(AP) -- The European Union said Tuesday that some 100 million Europeans using Microsoft Corp. software will be asked to choose among rival Web browsers by mid-May under a deal it struck with the company to settle antitrust action.
Microsoft is starting this month to send updates to Windows computers in Europe so that when computer users log on, they will see a pop-up screen asking them to pick one or more of 12 free Web browsers to download and install, including Microsoft.
The EU's executive commission said giving consumers the chance to try an alternative to Microsoft's Internet Explorer browser that comes with the widely used Windows operating system would "bring more competition and innovation in this important area."
EU antitrust regulators in December dropped their last pending antitrust case against Microsoft after the company offered to let users choose between its browser and others. This ended more than a decade of legal trouble that racked up euro1.7 billion in fines for Microsoft.
Rivals had complained that attaching Internet Explorer to Windows was an unfair way for Microsoft to put its Web software on most of the world's computers.

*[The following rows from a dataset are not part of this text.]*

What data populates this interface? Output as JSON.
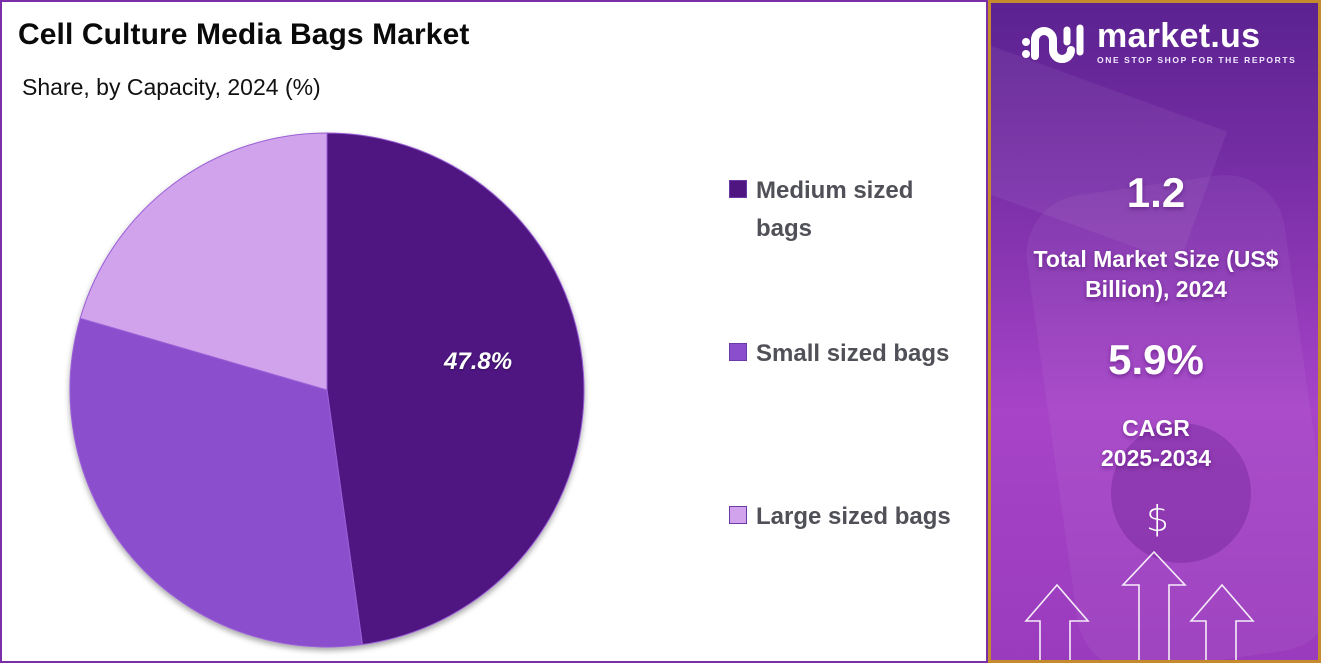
{
  "chart": {
    "title": "Cell Culture Media Bags Market",
    "subtitle": "Share, by Capacity, 2024 (%)",
    "slice_label": "47.8%"
  },
  "legend": {
    "items": [
      {
        "label": "Medium sized bags",
        "color": "#4f1682"
      },
      {
        "label": "Small sized bags",
        "color": "#8b4fce"
      },
      {
        "label": "Large sized bags",
        "color": "#d1a3ec"
      }
    ]
  },
  "sidebar": {
    "brand": "market.us",
    "tagline": "ONE STOP SHOP FOR THE REPORTS",
    "market_size_value": "1.2",
    "market_size_label": "Total Market Size (US$ Billion), 2024",
    "cagr_value": "5.9%",
    "cagr_label_line1": "CAGR",
    "cagr_label_line2": "2025-2034",
    "dollar_symbol": "$"
  },
  "colors": {
    "accent_border_left": "#7a2fa8",
    "accent_border_right": "#c48a2c",
    "medium": "#4f1682",
    "small": "#8b4fce",
    "large": "#d1a3ec"
  },
  "chart_data": {
    "type": "pie",
    "title": "Cell Culture Media Bags Market",
    "subtitle": "Share, by Capacity, 2024 (%)",
    "categories": [
      "Medium sized bags",
      "Small sized bags",
      "Large sized bags"
    ],
    "values": [
      47.8,
      31.7,
      20.5
    ],
    "labeled_values": {
      "Medium sized bags": 47.8
    },
    "colors": [
      "#4f1682",
      "#8b4fce",
      "#d1a3ec"
    ],
    "start_angle": "12 o'clock, clockwise",
    "legend_position": "right",
    "annotations": {
      "total_market_size_usd_billion_2024": 1.2,
      "cagr_2025_2034_percent": 5.9
    }
  }
}
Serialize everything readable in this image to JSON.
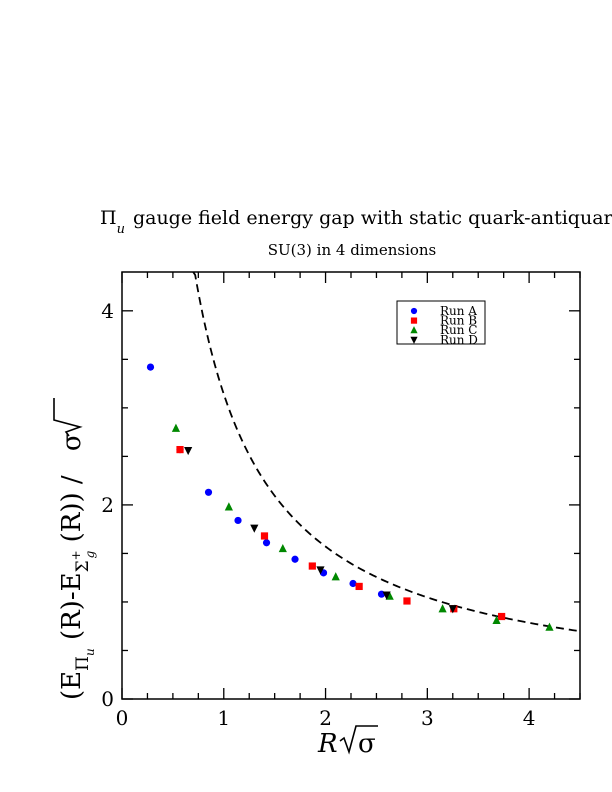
{
  "chart_data": {
    "type": "scatter",
    "title": "gauge field energy gap with static quark-antiquark pair",
    "title_symbol": "Π",
    "title_symbol_sub": "u",
    "subtitle": "SU(3) in 4 dimensions",
    "xlabel": "R",
    "xlabel_sqrt": "σ",
    "ylabel_parts": {
      "open": "(E",
      "sub1": "Π",
      "sub1_sub": "u",
      "mid1": " (R)-E",
      "sub2": "Σ",
      "sub2_sup": "+",
      "sub2_sub": "g",
      "mid2": " (R)) / ",
      "sqrt": "σ"
    },
    "xlim": [
      0,
      4.5
    ],
    "ylim": [
      0,
      4.4
    ],
    "x_ticks": [
      "0",
      "1",
      "2",
      "3",
      "4"
    ],
    "y_ticks": [
      "0",
      "2",
      "4"
    ],
    "legend_position": "top-right",
    "series": [
      {
        "name": "Run A",
        "marker": "circle",
        "color": "#0000ff",
        "x": [
          0.28,
          0.57,
          0.85,
          1.14,
          1.42,
          1.7,
          1.98,
          2.27,
          2.55
        ],
        "y": [
          3.42,
          2.57,
          2.13,
          1.84,
          1.61,
          1.44,
          1.3,
          1.19,
          1.08
        ]
      },
      {
        "name": "Run B",
        "marker": "square",
        "color": "#ff0000",
        "x": [
          0.57,
          1.4,
          1.87,
          2.33,
          2.8,
          3.26,
          3.73
        ],
        "y": [
          2.57,
          1.68,
          1.37,
          1.16,
          1.01,
          0.93,
          0.85
        ]
      },
      {
        "name": "Run C",
        "marker": "triangle-up",
        "color": "#008800",
        "x": [
          0.53,
          1.05,
          1.58,
          2.1,
          2.63,
          3.15,
          3.68,
          4.2
        ],
        "y": [
          2.79,
          1.98,
          1.55,
          1.26,
          1.06,
          0.93,
          0.81,
          0.74
        ]
      },
      {
        "name": "Run D",
        "marker": "triangle-down",
        "color": "#000000",
        "x": [
          0.65,
          1.3,
          1.95,
          2.6,
          3.25
        ],
        "y": [
          2.56,
          1.76,
          1.33,
          1.07,
          0.93
        ]
      }
    ],
    "reference_curve": {
      "style": "dashed",
      "color": "#000000",
      "formula": "pi / x",
      "x_range": [
        0.7,
        4.5
      ]
    }
  }
}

The top five browsers - Microsoft's Internet Explorer, Mozilla's Firefox, Google Inc.'s Chrome, Apple Inc.'s Safari and Opera, will be given prominent placement on the pop-up choice screen.
The selections will rotate from computer to computer, so none of the these five browsers will always be first.

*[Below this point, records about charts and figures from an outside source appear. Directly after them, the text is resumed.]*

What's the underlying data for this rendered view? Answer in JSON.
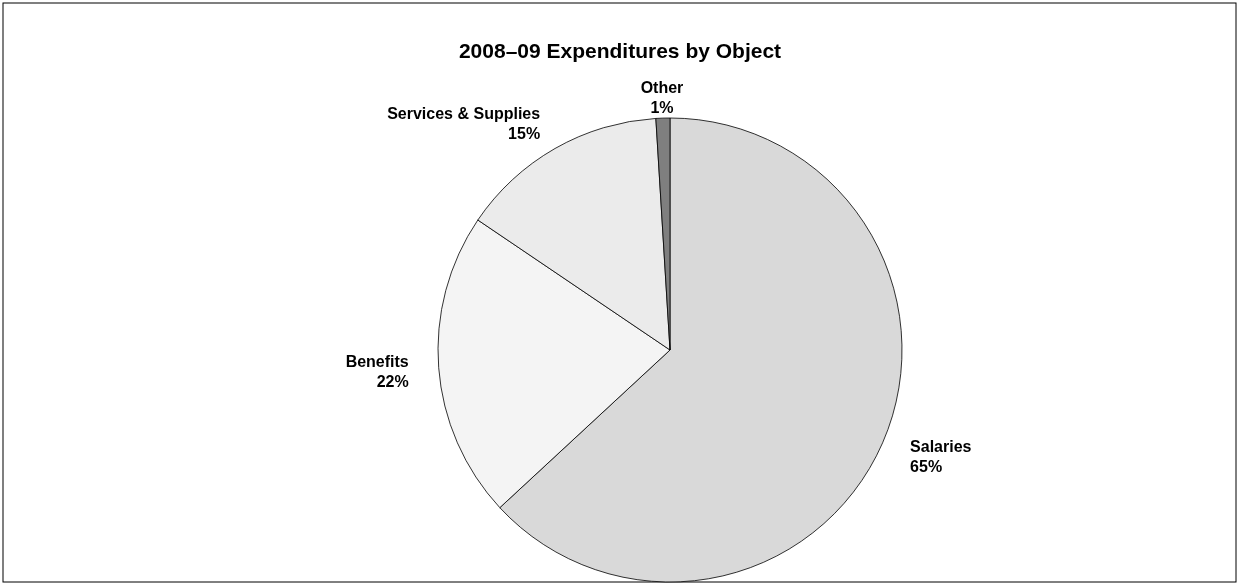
{
  "chart_data": {
    "type": "pie",
    "title": "2008–09 Expenditures by Object",
    "categories": [
      "Salaries",
      "Benefits",
      "Services & Supplies",
      "Other"
    ],
    "values": [
      65,
      22,
      15,
      1
    ],
    "value_labels": [
      "65%",
      "22%",
      "15%",
      "1%"
    ],
    "colors": [
      "#d9d9d9",
      "#f4f4f4",
      "#ebebeb",
      "#7f7f7f"
    ],
    "legend": false
  }
}
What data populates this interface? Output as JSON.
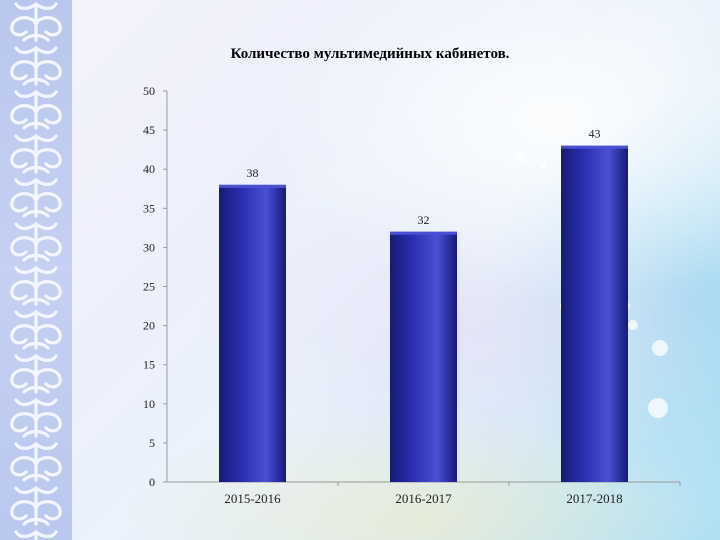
{
  "chart_data": {
    "type": "bar",
    "title": "Количество мультимедийных кабинетов.",
    "categories": [
      "2015-2016",
      "2016-2017",
      "2017-2018"
    ],
    "values": [
      38,
      32,
      43
    ],
    "ylim": [
      0,
      50
    ],
    "yticks": [
      0,
      5,
      10,
      15,
      20,
      25,
      30,
      35,
      40,
      45,
      50
    ],
    "legend": "none",
    "grid": false,
    "colors": {
      "bar": "#2b2fb0",
      "bar_dark": "#171a78",
      "bar_light": "#4a50d4",
      "axis": "#9a9a9a",
      "text": "#222222"
    }
  }
}
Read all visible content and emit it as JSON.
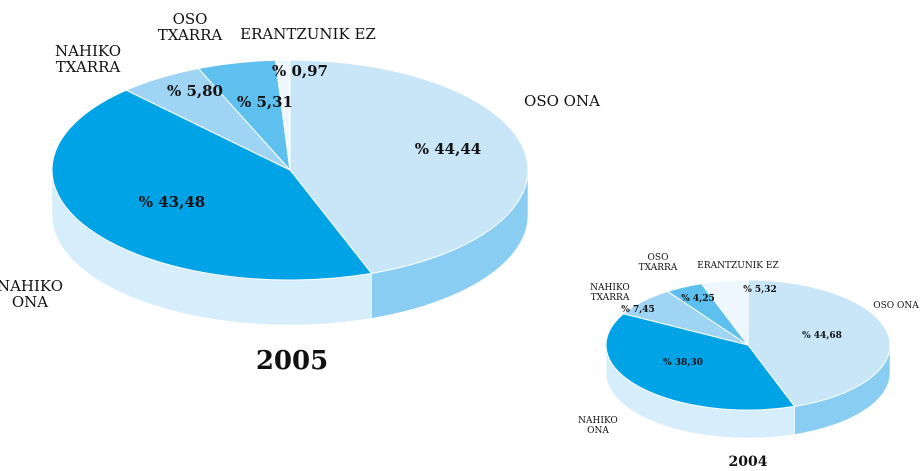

Far smaller competitors such as Avant Browser, Flock, Green Browser, K-Meleon, Maxthon, Sleipnir and Slim Browser also will be displayed, if the user scrolls sideways.
The EU said greater browser choice also would boost the use of open Web standards - a set of guidelines on how Web sites are designed.
Rivals claim that Microsoft has not always followed these standards closely, forcing Web designers to make sites compatible with Internet Explorer - the leading browser - instead of working smoothly with other Web software.
Microsoft's browser choice screen will be used for five years in the 27-nation European Union plus Norway, Iceland and Liechtenstein.
Microsoft could be fined 10 percent of its annual revenue if it doesn't stick to its commitment to distribute the browser screen as agreed and to avoid any retaliation against computer manufacturers who install other browsers as a default on the computers they sell.
Users in the U.S. and elsewhere won't see any change.